Com a decisão do magistrado, o ex-ministro se torna réu em mais uma ação penal. Só no Tribunal Regional Federal da 1ª Região, o ex-ministro já é réu em outras duas ações penais, por envolvimento no esquema de desvios nos fundos FI-FGTS. Em uma delas, inclusive, já foi condenado a 8 anos e 8 meses de reclusão, também por lavagem de dinheiro.

“Sem prejuízo de análise mais acurada em fase posterior, considerando que o mesmo réu já foi processado e julgado por fatos conexos anteriores, até agora está demonstrada a plausibilidade das alegações contidas na denúncia […]”, afirmou o juiz Vallisney em sua decisão.

O magistrado deu prazo de 10 dias para que Henrique Eduardo Alves apresente resposta à acusação, junte provas ao processo e escolha testemunhas para deporem durante a instrução.
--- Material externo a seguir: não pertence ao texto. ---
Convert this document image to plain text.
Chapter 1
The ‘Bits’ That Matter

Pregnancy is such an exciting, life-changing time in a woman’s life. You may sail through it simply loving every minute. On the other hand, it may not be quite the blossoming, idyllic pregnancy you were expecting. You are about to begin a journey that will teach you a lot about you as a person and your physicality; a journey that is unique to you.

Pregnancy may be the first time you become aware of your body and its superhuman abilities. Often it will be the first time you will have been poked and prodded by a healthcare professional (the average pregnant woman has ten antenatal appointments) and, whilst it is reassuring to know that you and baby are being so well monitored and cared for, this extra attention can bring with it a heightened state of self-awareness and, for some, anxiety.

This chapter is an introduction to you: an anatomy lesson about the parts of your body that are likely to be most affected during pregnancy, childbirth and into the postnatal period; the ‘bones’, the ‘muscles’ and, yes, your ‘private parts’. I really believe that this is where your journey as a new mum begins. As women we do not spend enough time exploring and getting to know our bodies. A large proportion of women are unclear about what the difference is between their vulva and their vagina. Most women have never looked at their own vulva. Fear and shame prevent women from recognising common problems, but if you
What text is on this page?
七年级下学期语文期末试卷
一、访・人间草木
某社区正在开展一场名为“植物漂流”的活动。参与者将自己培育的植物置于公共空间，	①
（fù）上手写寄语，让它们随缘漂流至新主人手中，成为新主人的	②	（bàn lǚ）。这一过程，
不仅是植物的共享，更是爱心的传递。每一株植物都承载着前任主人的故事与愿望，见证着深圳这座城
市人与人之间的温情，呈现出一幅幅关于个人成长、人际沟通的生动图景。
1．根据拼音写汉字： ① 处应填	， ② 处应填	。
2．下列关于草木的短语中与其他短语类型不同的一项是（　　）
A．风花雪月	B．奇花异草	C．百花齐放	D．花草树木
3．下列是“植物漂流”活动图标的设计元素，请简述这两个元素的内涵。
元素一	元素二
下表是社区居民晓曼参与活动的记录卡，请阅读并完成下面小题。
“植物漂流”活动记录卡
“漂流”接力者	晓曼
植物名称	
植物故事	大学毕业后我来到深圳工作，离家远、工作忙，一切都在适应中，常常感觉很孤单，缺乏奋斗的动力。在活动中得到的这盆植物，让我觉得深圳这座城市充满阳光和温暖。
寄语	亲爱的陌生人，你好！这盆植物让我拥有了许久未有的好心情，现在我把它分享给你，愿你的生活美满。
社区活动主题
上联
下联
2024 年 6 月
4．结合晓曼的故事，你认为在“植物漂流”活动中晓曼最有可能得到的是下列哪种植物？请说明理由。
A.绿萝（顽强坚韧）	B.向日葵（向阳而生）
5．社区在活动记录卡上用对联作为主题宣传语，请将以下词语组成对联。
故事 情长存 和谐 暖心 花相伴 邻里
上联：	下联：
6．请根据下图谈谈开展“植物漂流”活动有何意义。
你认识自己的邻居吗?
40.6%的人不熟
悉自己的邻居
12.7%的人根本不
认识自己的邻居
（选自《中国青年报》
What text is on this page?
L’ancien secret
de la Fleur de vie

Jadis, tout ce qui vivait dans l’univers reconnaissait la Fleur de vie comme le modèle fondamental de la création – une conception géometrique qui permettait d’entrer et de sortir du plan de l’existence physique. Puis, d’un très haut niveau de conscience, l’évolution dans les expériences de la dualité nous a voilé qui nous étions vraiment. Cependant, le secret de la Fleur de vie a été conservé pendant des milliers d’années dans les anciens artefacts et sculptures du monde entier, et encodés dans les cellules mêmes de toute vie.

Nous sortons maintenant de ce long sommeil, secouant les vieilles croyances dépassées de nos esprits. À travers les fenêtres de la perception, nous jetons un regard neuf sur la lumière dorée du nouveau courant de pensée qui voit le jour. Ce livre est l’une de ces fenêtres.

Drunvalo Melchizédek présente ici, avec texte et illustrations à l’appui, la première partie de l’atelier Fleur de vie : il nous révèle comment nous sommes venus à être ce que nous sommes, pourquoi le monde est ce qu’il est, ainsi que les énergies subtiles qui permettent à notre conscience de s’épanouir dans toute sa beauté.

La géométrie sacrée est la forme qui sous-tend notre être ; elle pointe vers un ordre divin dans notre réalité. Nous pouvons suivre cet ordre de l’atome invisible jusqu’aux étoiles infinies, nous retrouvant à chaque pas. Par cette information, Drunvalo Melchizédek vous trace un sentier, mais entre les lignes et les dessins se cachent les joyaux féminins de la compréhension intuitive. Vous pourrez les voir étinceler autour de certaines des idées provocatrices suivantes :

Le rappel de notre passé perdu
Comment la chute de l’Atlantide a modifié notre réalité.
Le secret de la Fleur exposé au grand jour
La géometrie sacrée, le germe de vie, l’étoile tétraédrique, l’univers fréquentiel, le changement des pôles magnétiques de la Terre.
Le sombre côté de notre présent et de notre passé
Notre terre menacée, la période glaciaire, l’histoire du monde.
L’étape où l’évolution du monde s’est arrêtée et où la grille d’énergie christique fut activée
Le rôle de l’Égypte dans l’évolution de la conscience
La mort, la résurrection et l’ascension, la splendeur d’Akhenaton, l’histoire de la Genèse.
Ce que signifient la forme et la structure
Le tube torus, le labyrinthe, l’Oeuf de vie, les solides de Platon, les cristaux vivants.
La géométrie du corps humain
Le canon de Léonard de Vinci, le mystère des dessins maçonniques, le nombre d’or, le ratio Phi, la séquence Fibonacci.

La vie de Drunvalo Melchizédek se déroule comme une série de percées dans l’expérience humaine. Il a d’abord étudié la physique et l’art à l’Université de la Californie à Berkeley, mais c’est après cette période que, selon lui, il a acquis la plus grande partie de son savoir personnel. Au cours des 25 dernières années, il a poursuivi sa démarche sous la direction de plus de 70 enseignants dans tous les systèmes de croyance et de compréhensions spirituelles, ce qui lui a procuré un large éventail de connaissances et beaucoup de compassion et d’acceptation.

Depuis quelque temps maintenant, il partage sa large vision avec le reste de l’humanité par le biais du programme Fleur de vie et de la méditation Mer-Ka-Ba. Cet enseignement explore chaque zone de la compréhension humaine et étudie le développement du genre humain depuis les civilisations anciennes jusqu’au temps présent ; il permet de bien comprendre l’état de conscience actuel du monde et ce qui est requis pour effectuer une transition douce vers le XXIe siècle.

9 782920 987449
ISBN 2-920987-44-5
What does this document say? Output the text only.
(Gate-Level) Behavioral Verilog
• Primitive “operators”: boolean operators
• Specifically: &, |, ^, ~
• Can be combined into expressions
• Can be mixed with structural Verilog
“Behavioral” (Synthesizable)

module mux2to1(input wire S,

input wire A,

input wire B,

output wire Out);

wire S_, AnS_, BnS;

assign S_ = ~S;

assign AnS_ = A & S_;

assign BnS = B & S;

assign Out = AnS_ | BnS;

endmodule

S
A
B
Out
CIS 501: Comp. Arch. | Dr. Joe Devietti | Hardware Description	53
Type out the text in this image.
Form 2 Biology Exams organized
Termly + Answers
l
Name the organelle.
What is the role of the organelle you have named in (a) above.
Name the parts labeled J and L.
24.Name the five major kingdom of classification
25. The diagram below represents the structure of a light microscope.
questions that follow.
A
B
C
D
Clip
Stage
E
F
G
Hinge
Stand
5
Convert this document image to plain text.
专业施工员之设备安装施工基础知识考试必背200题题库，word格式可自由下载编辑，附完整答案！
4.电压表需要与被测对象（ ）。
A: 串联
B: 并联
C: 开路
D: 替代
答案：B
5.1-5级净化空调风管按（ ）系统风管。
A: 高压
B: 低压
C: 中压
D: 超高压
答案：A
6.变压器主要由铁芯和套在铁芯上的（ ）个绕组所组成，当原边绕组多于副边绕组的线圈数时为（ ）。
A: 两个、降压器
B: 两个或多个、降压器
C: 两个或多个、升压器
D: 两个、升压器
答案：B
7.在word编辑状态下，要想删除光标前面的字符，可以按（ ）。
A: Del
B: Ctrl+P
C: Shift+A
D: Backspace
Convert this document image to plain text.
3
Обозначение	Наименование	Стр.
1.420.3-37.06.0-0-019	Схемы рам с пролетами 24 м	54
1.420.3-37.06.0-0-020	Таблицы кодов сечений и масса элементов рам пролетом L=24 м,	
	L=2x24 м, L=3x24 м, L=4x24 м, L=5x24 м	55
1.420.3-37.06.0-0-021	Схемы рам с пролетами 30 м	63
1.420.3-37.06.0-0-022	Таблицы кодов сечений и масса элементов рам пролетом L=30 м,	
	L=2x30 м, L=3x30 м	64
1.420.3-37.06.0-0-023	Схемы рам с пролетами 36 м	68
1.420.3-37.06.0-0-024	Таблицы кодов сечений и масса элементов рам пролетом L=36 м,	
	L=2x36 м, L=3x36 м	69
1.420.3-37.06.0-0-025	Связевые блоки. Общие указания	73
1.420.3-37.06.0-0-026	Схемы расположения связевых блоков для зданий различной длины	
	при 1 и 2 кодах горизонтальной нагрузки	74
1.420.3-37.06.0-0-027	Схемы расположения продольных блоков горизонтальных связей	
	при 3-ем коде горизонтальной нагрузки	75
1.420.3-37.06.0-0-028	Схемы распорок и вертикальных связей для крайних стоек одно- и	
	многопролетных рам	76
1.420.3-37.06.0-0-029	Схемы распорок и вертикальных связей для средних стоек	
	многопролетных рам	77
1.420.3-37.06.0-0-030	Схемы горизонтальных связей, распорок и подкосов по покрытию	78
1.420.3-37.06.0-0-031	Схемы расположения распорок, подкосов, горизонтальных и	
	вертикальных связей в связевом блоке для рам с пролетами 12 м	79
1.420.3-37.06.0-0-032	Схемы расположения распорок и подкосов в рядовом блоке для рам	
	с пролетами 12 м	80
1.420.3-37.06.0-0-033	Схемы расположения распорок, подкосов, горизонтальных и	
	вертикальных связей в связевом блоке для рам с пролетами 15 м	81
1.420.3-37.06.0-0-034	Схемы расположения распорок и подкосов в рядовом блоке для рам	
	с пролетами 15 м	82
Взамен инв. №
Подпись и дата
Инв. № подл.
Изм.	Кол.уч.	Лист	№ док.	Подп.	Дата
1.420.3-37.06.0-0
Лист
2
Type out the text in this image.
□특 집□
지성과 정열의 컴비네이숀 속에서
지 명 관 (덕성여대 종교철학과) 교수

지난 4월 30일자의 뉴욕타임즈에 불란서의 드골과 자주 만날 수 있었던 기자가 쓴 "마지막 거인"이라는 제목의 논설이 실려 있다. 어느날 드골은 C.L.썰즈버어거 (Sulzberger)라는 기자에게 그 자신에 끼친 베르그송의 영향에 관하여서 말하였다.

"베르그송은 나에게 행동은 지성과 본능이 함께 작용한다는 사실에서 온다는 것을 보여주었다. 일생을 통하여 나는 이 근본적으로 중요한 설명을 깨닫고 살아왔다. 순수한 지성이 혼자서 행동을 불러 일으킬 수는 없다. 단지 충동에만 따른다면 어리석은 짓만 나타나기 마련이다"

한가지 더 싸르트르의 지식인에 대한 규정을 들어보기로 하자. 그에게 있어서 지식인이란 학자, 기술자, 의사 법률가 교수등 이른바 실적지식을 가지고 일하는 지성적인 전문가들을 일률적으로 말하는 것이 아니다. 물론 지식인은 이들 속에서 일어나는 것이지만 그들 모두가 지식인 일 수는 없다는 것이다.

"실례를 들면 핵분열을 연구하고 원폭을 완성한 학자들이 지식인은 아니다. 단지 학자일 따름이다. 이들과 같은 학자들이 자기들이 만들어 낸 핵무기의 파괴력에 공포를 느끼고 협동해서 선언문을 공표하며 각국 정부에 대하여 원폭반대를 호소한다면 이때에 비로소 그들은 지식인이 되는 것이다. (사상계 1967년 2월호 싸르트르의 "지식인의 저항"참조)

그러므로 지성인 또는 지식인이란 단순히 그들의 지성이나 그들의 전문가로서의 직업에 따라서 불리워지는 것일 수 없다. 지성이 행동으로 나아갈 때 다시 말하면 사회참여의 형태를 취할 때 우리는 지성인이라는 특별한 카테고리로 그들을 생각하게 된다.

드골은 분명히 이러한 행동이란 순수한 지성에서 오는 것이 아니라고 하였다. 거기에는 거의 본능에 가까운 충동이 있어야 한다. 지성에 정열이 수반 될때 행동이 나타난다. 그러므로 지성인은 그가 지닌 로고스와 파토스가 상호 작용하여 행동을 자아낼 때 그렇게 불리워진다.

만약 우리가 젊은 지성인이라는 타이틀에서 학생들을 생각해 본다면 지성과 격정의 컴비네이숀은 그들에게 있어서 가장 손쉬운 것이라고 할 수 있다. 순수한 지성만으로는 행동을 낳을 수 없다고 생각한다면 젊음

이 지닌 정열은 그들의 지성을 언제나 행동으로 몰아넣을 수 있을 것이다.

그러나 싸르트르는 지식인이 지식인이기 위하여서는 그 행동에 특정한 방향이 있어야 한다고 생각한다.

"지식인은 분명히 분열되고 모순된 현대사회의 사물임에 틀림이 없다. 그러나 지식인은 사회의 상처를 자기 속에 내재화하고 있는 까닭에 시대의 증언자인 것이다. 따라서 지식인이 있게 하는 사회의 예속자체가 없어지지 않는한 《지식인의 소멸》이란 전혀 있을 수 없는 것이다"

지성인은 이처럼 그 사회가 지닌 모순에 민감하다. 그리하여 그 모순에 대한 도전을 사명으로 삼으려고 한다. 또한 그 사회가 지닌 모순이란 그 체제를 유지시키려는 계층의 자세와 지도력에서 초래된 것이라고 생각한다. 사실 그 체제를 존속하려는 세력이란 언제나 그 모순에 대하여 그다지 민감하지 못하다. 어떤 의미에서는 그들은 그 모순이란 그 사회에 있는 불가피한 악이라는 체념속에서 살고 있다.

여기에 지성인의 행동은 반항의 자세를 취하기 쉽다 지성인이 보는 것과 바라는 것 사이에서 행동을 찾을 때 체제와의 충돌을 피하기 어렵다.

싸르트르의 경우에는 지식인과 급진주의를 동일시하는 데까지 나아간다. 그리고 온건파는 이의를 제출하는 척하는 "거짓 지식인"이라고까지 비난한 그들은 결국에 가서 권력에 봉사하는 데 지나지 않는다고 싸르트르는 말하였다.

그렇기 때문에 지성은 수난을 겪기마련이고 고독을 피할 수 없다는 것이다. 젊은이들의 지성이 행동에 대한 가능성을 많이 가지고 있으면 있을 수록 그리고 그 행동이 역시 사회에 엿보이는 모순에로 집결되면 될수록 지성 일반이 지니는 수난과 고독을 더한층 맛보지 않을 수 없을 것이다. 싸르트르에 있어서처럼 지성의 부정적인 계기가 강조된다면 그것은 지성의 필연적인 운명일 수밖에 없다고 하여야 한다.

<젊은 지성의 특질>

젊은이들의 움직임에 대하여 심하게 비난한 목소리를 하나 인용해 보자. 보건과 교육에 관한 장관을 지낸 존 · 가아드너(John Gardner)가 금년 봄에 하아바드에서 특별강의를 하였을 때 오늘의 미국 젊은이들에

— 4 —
O esquema foi descoberto após a deflagração da Operação Sépsis, em julho de 2016. Segundo as investigações, entre 2011 e 2015, o grupo — que incluía o ex-deputado federal Eduardo Cunha e o operador financeiro Lúcio Funaro — operou  um mecanismo de cobrança de propina de empreiteiras, em troca de apoio em aportes do Fundo FI-FGTS e das carteiras administradas do FGTS, da Caixa Econômica.